Francis Scott Fitzgerald was born on September 26, 1896, in St. Paul Minnesota. He was the only son to
Edward and Mary Fitzgerald. He viewed himself as the heir of his father tradition and also, “straight
1850 potato-famine Irish.”These made him feel that American life seemed both vulgar and dazzling
promising. He was determined to realize his intensely romantic imagination which he termed as “a
heightened sensitivity to promises of life.”At both St. Paul Academy (1908-11) and Newman School
(1911-13) he did not make to become popular but at Princeton he almost realize his dream of brilliant
success. At the university he became prominent and he was able to meet and make lifelong friendship
with Edmund Wilson and John Peale Bishop. He acquired leadership positions in socially important
Triangle club and dramatic club; he fell in love with Geneva King one of the beauties of her generation.
He lost Geneva and flunked out of Princeton. When he returned to Princeton he had lost all the
positions he had coveted. In November 1917 he left to join army.

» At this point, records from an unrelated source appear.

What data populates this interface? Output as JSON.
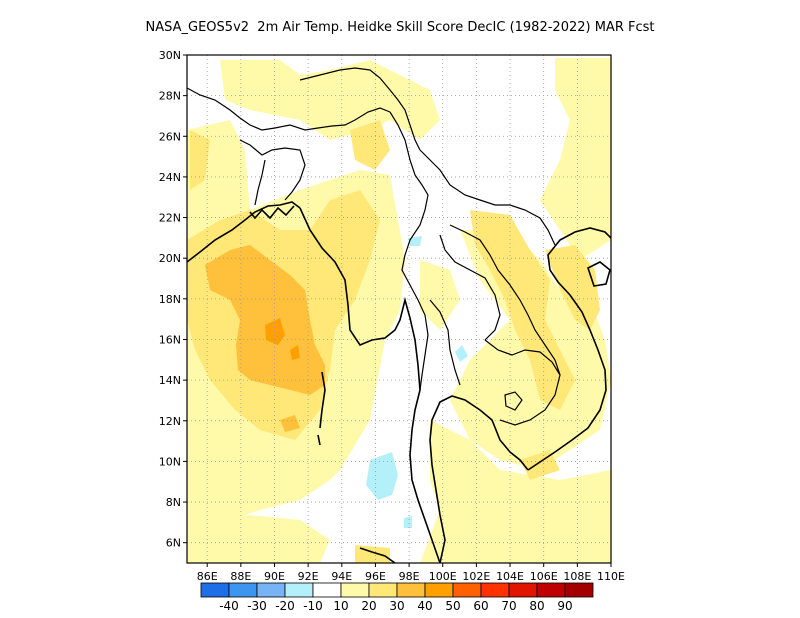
{
  "title": "NASA_GEOS5v2  2m Air Temp. Heidke Skill Score DecIC (1982-2022) MAR Fcst",
  "map": {
    "lat_labels": [
      "6N",
      "8N",
      "10N",
      "12N",
      "14N",
      "16N",
      "18N",
      "20N",
      "22N",
      "24N",
      "26N",
      "28N",
      "30N"
    ],
    "lat_values": [
      6,
      8,
      10,
      12,
      14,
      16,
      18,
      20,
      22,
      24,
      26,
      28,
      30
    ],
    "lon_labels": [
      "86E",
      "88E",
      "90E",
      "92E",
      "94E",
      "96E",
      "98E",
      "100E",
      "102E",
      "104E",
      "106E",
      "108E",
      "110E"
    ],
    "lon_values": [
      86,
      88,
      90,
      92,
      94,
      96,
      98,
      100,
      102,
      104,
      106,
      108,
      110
    ],
    "lon_range": [
      84.8,
      110
    ],
    "lat_range": [
      5,
      30
    ],
    "grid": true
  },
  "colorbar": {
    "colors": [
      "#1e6ee8",
      "#3c96f0",
      "#78b4f5",
      "#b4f0fa",
      "#ffffff",
      "#fffaaa",
      "#ffe878",
      "#ffc03c",
      "#ffa000",
      "#ff6000",
      "#ff3200",
      "#e11400",
      "#c00000",
      "#a50000"
    ],
    "labels": [
      "-40",
      "-30",
      "-20",
      "-10",
      "10",
      "20",
      "30",
      "40",
      "50",
      "60",
      "70",
      "80",
      "90"
    ]
  }
}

In July 1918, while stationed near Montgomery, Alabama, he met and fell in love with the daughter of
the Supreme Court judge Alabama Zelda Sayre. His determination to marry Zelda and achieve instant
Success pushed him to leave for New York where he secured advertising job at $90 a month. Zelda
broke their engagement after an epic drunk. Fitzgerald decided to go back St. Paul to rewrite for the
second time the novel he had begun in Princeton. In the spring of 1920 it was published and he married
Zelda. The pair got their daughter and only child Frances (“Scottie”) the following year.